Patient Flow Prediction via Discriminative Learning of Mutually-Correcting Processes
This work addresses patient flow prediction for healthcare management, offering an incremental improvement over existing methods by handling sparse and imbalanced data.
The paper tackles the problem of predicting patient flow from electronic health records by developing a discriminative learning framework for modeling transitions between care units and predicting destinations and durations, achieving superior performance on real-world data.

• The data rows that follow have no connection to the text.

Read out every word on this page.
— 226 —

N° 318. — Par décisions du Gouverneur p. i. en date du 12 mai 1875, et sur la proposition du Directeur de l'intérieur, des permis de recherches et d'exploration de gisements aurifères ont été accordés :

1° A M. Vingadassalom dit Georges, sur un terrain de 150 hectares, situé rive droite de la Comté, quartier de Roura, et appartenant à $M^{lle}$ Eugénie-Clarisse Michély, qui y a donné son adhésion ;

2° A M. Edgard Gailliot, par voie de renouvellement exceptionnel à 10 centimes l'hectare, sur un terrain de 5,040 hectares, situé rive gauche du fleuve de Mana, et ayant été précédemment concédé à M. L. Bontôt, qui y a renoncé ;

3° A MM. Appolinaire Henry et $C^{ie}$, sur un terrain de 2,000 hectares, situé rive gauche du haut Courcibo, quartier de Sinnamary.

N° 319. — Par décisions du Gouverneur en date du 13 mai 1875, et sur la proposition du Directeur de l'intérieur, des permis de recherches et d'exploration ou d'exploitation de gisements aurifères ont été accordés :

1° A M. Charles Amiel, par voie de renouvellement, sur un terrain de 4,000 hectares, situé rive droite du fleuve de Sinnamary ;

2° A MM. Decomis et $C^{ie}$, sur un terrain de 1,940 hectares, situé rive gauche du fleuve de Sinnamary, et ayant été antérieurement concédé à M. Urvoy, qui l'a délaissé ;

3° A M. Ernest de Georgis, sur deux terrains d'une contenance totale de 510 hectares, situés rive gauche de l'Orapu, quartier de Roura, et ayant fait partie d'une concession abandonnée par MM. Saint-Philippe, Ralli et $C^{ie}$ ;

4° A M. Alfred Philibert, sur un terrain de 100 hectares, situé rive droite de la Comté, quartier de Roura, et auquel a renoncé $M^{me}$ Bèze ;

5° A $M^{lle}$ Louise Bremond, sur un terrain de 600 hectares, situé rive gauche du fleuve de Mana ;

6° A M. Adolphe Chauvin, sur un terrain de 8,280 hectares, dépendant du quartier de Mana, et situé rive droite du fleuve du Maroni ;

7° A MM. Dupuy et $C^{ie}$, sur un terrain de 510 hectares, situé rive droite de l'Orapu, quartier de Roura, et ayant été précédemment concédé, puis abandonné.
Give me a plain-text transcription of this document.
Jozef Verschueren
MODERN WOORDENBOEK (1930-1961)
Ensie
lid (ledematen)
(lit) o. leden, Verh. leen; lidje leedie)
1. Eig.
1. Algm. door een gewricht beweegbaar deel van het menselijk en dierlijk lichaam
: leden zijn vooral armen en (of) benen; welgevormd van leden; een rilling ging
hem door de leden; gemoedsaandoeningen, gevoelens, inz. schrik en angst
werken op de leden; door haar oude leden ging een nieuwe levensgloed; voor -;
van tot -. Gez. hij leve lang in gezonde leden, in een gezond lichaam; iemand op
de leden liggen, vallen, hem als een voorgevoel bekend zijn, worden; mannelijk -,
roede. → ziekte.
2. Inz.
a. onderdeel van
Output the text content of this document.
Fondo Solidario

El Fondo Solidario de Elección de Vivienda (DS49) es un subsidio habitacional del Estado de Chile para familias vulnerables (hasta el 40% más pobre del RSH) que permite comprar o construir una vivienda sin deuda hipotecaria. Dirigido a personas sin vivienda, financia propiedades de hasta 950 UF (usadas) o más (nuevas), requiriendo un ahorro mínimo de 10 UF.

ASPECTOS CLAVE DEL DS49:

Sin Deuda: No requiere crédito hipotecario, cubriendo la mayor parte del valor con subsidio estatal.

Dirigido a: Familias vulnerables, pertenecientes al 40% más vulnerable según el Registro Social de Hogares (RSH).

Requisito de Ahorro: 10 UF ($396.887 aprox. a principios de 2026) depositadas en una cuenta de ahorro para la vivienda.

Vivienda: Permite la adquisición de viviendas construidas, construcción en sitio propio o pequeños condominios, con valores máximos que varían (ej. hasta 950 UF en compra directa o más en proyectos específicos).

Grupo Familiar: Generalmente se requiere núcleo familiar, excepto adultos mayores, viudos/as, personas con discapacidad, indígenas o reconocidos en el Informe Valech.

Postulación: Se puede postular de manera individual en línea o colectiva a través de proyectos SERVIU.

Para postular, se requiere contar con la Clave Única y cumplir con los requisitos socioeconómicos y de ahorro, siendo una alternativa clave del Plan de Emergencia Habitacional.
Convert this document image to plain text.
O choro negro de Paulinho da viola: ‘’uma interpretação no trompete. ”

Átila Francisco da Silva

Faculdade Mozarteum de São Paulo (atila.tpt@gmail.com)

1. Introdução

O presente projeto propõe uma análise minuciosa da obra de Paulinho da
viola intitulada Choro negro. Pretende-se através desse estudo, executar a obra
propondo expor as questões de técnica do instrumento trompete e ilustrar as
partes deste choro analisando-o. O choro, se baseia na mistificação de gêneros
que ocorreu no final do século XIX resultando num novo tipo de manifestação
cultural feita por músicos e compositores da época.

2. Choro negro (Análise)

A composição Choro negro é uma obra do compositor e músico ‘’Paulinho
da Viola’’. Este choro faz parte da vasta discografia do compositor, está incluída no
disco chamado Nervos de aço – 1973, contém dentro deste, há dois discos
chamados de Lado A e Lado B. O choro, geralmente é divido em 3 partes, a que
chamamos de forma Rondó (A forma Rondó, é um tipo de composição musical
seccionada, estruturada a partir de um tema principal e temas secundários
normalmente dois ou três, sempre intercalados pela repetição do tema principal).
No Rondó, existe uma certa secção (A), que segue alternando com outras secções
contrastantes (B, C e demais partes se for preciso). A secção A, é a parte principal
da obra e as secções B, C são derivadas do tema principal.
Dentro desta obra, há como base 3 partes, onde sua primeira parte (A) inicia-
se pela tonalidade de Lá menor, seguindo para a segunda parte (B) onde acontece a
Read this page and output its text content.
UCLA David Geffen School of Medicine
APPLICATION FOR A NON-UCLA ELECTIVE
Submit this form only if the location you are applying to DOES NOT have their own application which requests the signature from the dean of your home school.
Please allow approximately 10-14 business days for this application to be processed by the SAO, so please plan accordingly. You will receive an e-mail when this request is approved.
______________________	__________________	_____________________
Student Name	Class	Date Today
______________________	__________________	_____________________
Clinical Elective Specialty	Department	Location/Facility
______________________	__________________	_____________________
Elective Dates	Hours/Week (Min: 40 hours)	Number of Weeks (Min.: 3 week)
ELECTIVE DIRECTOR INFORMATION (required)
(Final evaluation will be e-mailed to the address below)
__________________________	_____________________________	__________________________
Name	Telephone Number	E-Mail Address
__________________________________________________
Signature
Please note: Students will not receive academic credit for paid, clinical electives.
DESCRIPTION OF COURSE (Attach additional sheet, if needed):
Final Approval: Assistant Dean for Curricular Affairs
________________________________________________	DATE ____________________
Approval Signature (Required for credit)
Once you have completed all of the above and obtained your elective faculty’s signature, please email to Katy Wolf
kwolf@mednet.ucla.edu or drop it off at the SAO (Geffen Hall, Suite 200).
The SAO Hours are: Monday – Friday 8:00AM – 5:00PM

Over the past decade the rate of care unit (CU) use in the United States has been increasing. With an aging population and ever-growing demand for medical care, effective management of patients' transitions among different care facilities will prove indispensible for shortening the length of hospital stays, improving patient outcomes, allocating critical care resources, and reducing preventable re-admissions. In this paper, we focus on an important problem of predicting the so-called "patient flow" from longitudinal electronic health records (EHRs), which has not been explored via existing machine learning techniques. By treating a sequence of transition events as a point process, we develop a novel framework for modeling patient flow through various CUs and jointly predicting patients' destination CUs and duration days. Instead of learning a generative point process model via maximum likelihood estimation, we propose a novel discriminative learning algorithm aiming at improving the prediction of transition events in the case of sparse data. By parameterizing the proposed model as a mutually-correcting process, we formulate the estimation problem via generalized linear models, which lends itself to efficient learning based on alternating direction method of multipliers (ADMM). Furthermore, we achieve simultaneous feature selection and learning by adding a group-lasso regularizer to the ADMM algorithm. Additionally, for suppressing the negative influence of data imbalance on the learning of model, we synthesize auxiliary training data for the classes with extremely few samples, and improve the robustness of our learning method accordingly. Testing on real-world data, we show that our method obtains superior performance in terms of accuracy of predicting the destination CU transition and duration of each CU occupancy.